Le stress de la mère enceinte engendre des effets tant sur le pronostic obstétrical (accouchement prématuré, retard de croissance intra-utérin, risque de prééclampsie, diabète gestationnel) que sur le pronostic développemental de l’enfant (troubles de l’attachement, asthme, allergies, troubles de l’humeur) [12]. Les stratégies de prévention ainsi que les psychothérapies d’inspiration cognitives et comportementales permettent d’accompagner la future mère et son/sa partenaire dans cet évènement de vie important qu’est la parentalité. Les techniques de type pleine conscience, les thérapies cognitivo-comportementales, les techniques de relaxation ou encore le yoga ont toutes démontré une efficacité dans la gestion du stress et de l’anxiété chez la femme enceinte. Dans le post-partum, le programme des 1000 jours [13] développé par une commission d’experts en 2020 propose un certain nombre d’actions de prévention soulignant l’importance de cette période cruciale pour le développement du nouveau-né. Ce rapport [12] la décrit comme « une période sensible pour le développement et la sécurisation de l’enfant, qui contient les prémisses de la santé et du bien-être de l’individu tout au long de la vie. »
Aussi, le repérage au niveau familial d’agents potentiellement stresseurs, de négligence voire de maltraitance sont au cœur des politiques de santé publique. En France, les services de Protection maternelle et infantile (PMI) ont, à l’échelle départementale, des missions de protection sanitaire de la mère et de l’enfant. Ils mènent des actions médico-sociales de prévention et de suivi des femmes enceintes, des parents et des enfants de moins de 6 ans (Figure 6).
Enfin, l’école est un terrain propice pour l’implémentation d’action de prévention. Beaucoup de programmes ont été développés, basé sur le modèle d’évaluation (appraisal model) proposé par Lazarus et Folkman en 1984 [14]. Ces approches ont fait l’objet du développement de nombreux programmes d’enseignement afin de fournir aux enfants des outils psychothérapeutiques, d’inspiration cognitive et comportementale, et ainsi optimiser les capacités adaptatives.
4.3. Approches d’inspiration cognitive et comportementales
La thérapie d’inspiration cognitive et comportementale et une forme de psychothérapie dont le principe repose sur une analyse fonctionnelle du comportement d’un sujet. L’objectif est d’abord d’identifier des comportements inappropriés dans un contexte donné (ex : la phobie de l’avion). Ensuite, le sujet et le thérapeute vont travailler au désamorçage du comportement « inadapté » appris face à ladite situation. Enfin, le travail se centrera sur l’apprentissage d’un comportement exposant à moins conséquences négatives et en particulier à moins de souffrance pour l’individu. Cette technique a fait l’objet de nombreuses études cliniques qui ont mis en évidence une efficacité démontrée notamment dans les problématiques de régulation du stress [15]. Sur le plan neurobiologique, les techniques cognitives et comportementales ont pu montrer des effets sur le volume du cortex préfrontal (dans le cas du traitement de la fatigue chronique) ainsi que l’amygdale (dans le traitement de l’anxiété chronique).

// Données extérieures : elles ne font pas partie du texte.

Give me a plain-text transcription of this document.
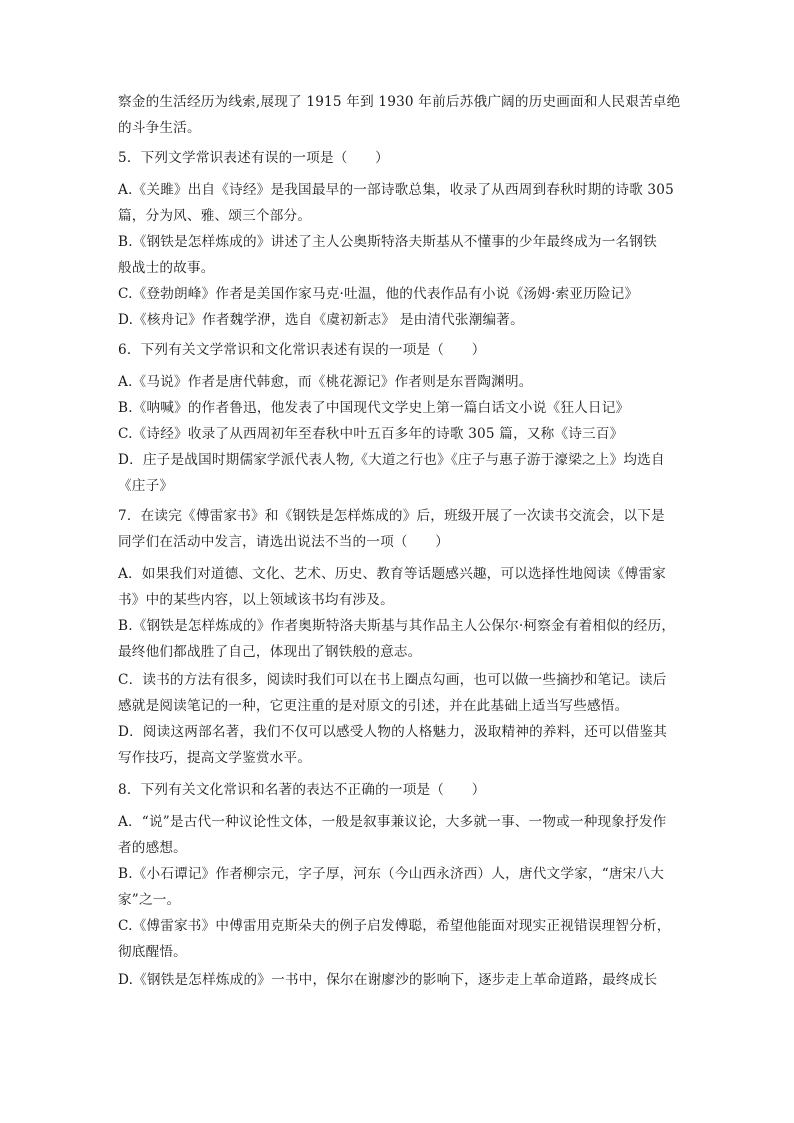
察金的生活经历为线索,展现了 1915 年到 1930 年前后苏俄广阔的历史画面和人民艰苦卓绝
的斗争生活。
5．下列文学常识表述有误的一项是（　　）
A.《关雎》出自《诗经》是我国最早的一部诗歌总集，收录了从西周到春秋时期的诗歌 305
篇，分为风、雅、颂三个部分。
B.《钢铁是怎样炼成的》讲述了主人公奥斯特洛夫斯基从不懂事的少年最终成为一名钢铁
般战士的故事。
C.《登勃朗峰》作者是美国作家马克·吐温，他的代表作品有小说《汤姆·索亚历险记》
D.《核舟记》作者魏学洢，选自《虞初新志》 是由清代张潮编著。
6．下列有关文学常识和文化常识表述有误的一项是（　　）
A.《马说》作者是唐代韩愈，而《桃花源记》作者则是东晋陶渊明。
B.《呐喊》的作者鲁迅，他发表了中国现代文学史上第一篇白话文小说《狂人日记》
C.《诗经》收录了从西周初年至春秋中叶五百多年的诗歌 305 篇，又称《诗三百》
D．庄子是战国时期儒家学派代表人物,《大道之行也》《庄子与惠子游于濠梁之上》均选自
《庄子》
7．在读完《傅雷家书》和《钢铁是怎样炼成的》后，班级开展了一次读书交流会，以下是
同学们在活动中发言，请选出说法不当的一项（　　）
A．如果我们对道德、文化、艺术、历史、教育等话题感兴趣，可以选择性地阅读《傅雷家
书》中的某些内容，以上领域该书均有涉及。
B.《钢铁是怎样炼成的》作者奥斯特洛夫斯基与其作品主人公保尔·柯察金有着相似的经历，
最终他们都战胜了自己，体现出了钢铁般的意志。
C．读书的方法有很多，阅读时我们可以在书上圈点勾画，也可以做一些摘抄和笔记。读后
感就是阅读笔记的一种，它更注重的是对原文的引述，并在此基础上适当写些感悟。
D．阅读这两部名著，我们不仅可以感受人物的人格魅力，汲取精神的养料，还可以借鉴其
写作技巧，提高文学鉴赏水平。
8．下列有关文化常识和名著的表达不正确的一项是（　　）
A．“说”是古代一种议论性文体，一般是叙事兼议论，大多就一事、一物或一种现象抒发作
者的感想。
B.《小石谭记》作者柳宗元，字子厚，河东（今山西永济西）人，唐代文学家，“唐宋八大
家”之一。
C.《傅雷家书》中傅雷用克斯朵夫的例子启发傅聪，希望他能面对现实正视错误理智分析，
彻底醒悟。
D.《钢铁是怎样炼成的》一书中，保尔在谢廖沙的影响下，逐步走上革命道路，最终成长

Depuis les années 80, de nombreuses thérapies issues de cette approche cognitive et comportementale ont vu le jour. Elles ont notamment été adaptées à la régulation émotionnelle et au développement des stratégies de réduction du stress. Les thérapies cognitives et comportementales sont pratiquées par des psychothérapeutes diplômés et formés spécifiquement à cette technique. L’Association française de psychothérapie cognitive et comportementale [16] est la principale structure de formation en France. Leur site internet propose un annuaire des psychothérapeutes agréés.

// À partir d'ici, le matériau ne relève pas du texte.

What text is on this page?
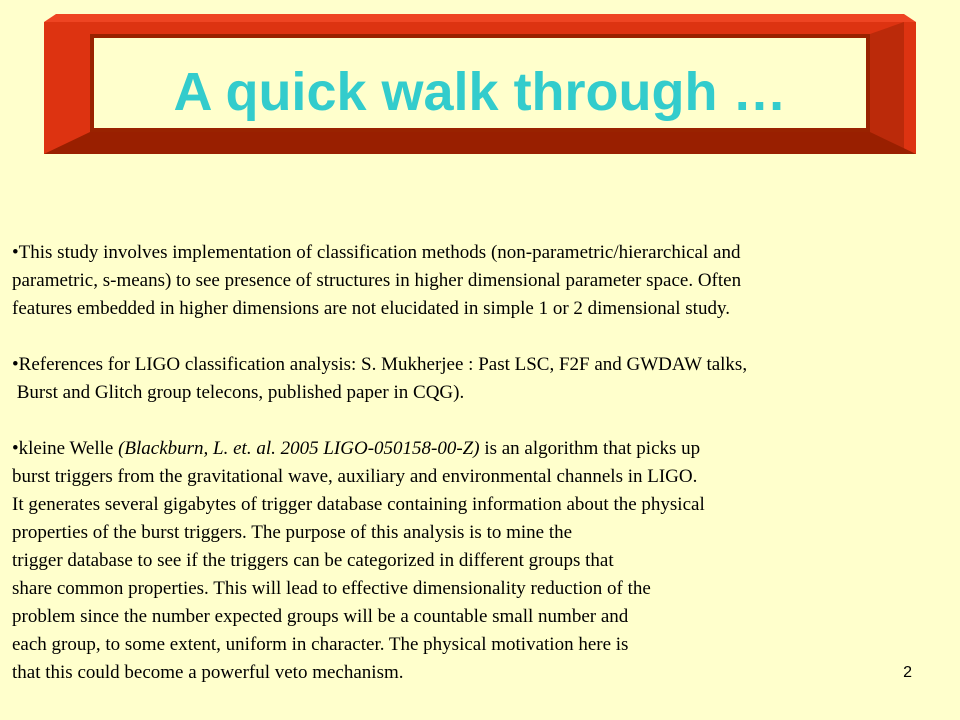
A quick walk through …

•This study involves implementation of classification methods (non-parametric/hierarchical and
parametric, s-means) to see presence of structures in higher dimensional parameter space. Often
features embedded in higher dimensions are not elucidated in simple 1 or 2 dimensional study.

•References for LIGO classification analysis: S. Mukherjee : Past LSC, F2F and GWDAW talks,
Burst and Glitch group telecons, published paper in CQG).

•kleine Welle (Blackburn, L. et. al. 2005 LIGO-050158-00-Z) is an algorithm that picks up
burst triggers from the gravitational wave, auxiliary and environmental channels in LIGO.
It generates several gigabytes of trigger database containing information about the physical
properties of the burst triggers. The purpose of this analysis is to mine the
trigger database to see if the triggers can be categorized in different groups that
share common properties. This will lead to effective dimensionality reduction of the
problem since the number expected groups will be a countable small number and
each group, to some extent, uniform in character. The physical motivation here is
that this could become a powerful veto mechanism.	2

4.4. Interventions centrées sur les techniques de régulation des émotions
L’importance de la régulation des émotions afin de maintenir une forme d’homéostasie psychique et de diminuer la charge allostatique a été soulignée par la théorie de Campos et collaborateurs en 2004 [17]. En effet, ces auteurs pointent que les émotions sont fondamentales dans les processus de prise de décision et d’adaptation des comportements par leur influence sur les processus cognitifs. Elles jouent donc un rôle protecteur. En revanche, lorsque ces émotions ne sont pas régulées, elles peuvent engendrer des effets néfastes sur les dimensions psychologiques et physiologique de l’individu.

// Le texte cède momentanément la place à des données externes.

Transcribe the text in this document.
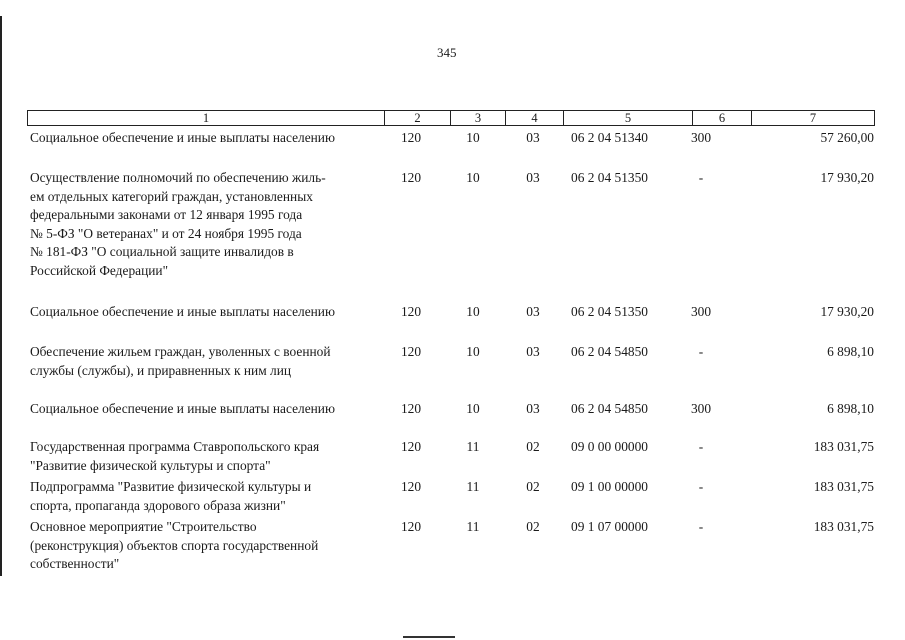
345
1	2	3	4	5	6	7
Социальное обеспечение и иные выплаты населению	120	10	03	06 2 04 51340	300	57 260,00
Осуществление полномочий по обеспечению жиль-
ем отдельных категорий граждан, установленных
федеральными законами от 12 января 1995 года
№ 5-ФЗ "О ветеранах" и от 24 ноября 1995 года
№ 181-ФЗ "О социальной защите инвалидов в
Российской Федерации"
120	10	03	06 2 04 51350	-	17 930,20
Социальное обеспечение и иные выплаты населению	120	10	03	06 2 04 51350	300	17 930,20
Обеспечение жильем граждан, уволенных с военной
службы (службы), и приравненных к ним лиц
120	10	03	06 2 04 54850	-	6 898,10
Социальное обеспечение и иные выплаты населению	120	10	03	06 2 04 54850	300	6 898,10
Государственная программа Ставропольского края
"Развитие физической культуры и спорта"
120	11	02	09 0 00 00000	-	183 031,75
Подпрограмма "Развитие физической культуры и
спорта, пропаганда здорового образа жизни"
120	11	02	09 1 00 00000	-	183 031,75
Основное мероприятие "Строительство
(реконструкция) объектов спорта государственной
собственности"
120	11	02	09 1 07 00000	-	183 031,75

4.4.1.Techniques de relaxation et de respiration
Les techniques de respirations et de relaxations sont des techniques ancestrales de gestion du stress. Leur mécanisme d’action est basé sur le contrôle des réponses physiologiques au stress telles que l’augmentation de la fréquence respiratoire, la tension musculaire, l’émergence d’images mentales anxiogènes. Les techniques de respiration profonde, de contrôle de la fréquence respiratoire ainsi que l’imagerie mentale guidée ont démontré leur efficacité (Figure 7). Elles présentent aussi l’avantage de leur accessibilité avec la possibilité d’effectuer des exercices n’importe où, n’importe quand, et par le sujet lui-même [18].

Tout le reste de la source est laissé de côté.